Thursday, September 20, 2007
Madeleine L'Engle
When I came to New York four years ago, I brought only a handful of books with me. One was Pale Fire, one was Strunk and White's Elements of Style. And one was A Swiftly Tilting Planet. I still have that book, and I still consider it one of the most important in my library. So I had to stop and reflect when I heard that Madeleine L'Engle had passed away this week.
The love that Madeleine L'Engle's Wrinkle In Time series inspires in its readers is evident in the obituaries that surfaced for the 88-year-old writer. Her "childhood fables, religious meditations and fanciful science fiction transcended both genre and generation," writes Douglas Martin in the New York Times.
Slate's Meghan O'Rourke recalls how she was initially drawn into the Murrys' world, a world of "cocoa and fraternal telepathy, New England storms and Bunsen burners, a strange old lady paying a midnight call: This was an odd but intriguing world, entirely distinct.

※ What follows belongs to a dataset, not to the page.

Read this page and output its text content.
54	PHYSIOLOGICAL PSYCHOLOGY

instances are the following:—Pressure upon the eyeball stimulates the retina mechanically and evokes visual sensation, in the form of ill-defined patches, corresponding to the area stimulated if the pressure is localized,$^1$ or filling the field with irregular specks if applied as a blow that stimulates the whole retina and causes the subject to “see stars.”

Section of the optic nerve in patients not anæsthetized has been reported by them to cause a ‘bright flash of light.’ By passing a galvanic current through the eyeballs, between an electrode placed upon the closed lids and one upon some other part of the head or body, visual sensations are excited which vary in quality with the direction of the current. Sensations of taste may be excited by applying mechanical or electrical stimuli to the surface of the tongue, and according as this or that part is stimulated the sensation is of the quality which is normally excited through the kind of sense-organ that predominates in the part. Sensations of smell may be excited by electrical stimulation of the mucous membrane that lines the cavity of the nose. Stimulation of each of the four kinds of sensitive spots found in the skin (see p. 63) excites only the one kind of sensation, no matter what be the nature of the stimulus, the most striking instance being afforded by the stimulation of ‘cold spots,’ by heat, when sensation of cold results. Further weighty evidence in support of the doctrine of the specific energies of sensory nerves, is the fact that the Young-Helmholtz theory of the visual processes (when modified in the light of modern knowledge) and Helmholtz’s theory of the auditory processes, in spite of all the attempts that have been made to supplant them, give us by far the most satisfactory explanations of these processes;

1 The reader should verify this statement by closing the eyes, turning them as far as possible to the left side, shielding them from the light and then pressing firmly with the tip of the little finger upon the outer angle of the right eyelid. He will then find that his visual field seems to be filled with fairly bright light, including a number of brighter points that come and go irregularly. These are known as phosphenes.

And it only got stranger and more distinct as the book went on." There is a magic to L'Engle's work that people never forget, so that the news of her passing wasn't something abstract -- it was more like the loss of a friend. You can sense a reverence in these obituaries, a real love for her books behind all the literary analysis and remarks (good versus evil, Einstein, the cosmos, religion, etc.) that are employed in an attempt to characterize her body of work. What I loved best about her books, besides her ability to create atmosphere, were the little phrases that stuck in your head long after a reading: "kything," "The Might-Have-Beens," "tesseract."
My personal favorite, A Swiftly Tilting Planet, was about the farandolae within the mitochondria, that is to say, about the small, seemingly inconsequential series of actions that can have a chain effect through the ages -- how a move in one direction or the other can change the course of history. The book examined a sort of biological butterfly effect, in which the future of the human race was dependent on the intermarriage and offspring of the two "right" tribes of people (just read it). Characters in the book stayed with me for a long time; a tragic and beautiful element of self-sacrifice in the heretofore written-off Mrs. O'Keefe, who knows far more than she appears to, resonated with me.
There was also something wonderful to me about reading the story of a grown-up Meg Murry, now married to her childhood friend Calvin O'Keefe. There's no reasonable explanation for why that element captivated me, since I was closer to Charles Wallace's age when I read it. I guess I just like the idea that maybe magic didn't disappear completely when you grew up.
But the loveliest thing of all was the connection Meg and Charles Wallace had -- a psychic connection that most siblings have to some degree or another. While we may not all be able literally to "kythe" with our siblings, most of us have created special universes with them, magical worlds created in basements and backyards, worlds only we knew, we named, and we understood. All children create universes of their own, and many, if not most, share them with siblings. I guess we all hope our childhood universes will continue to be magic, even now that we're grown up.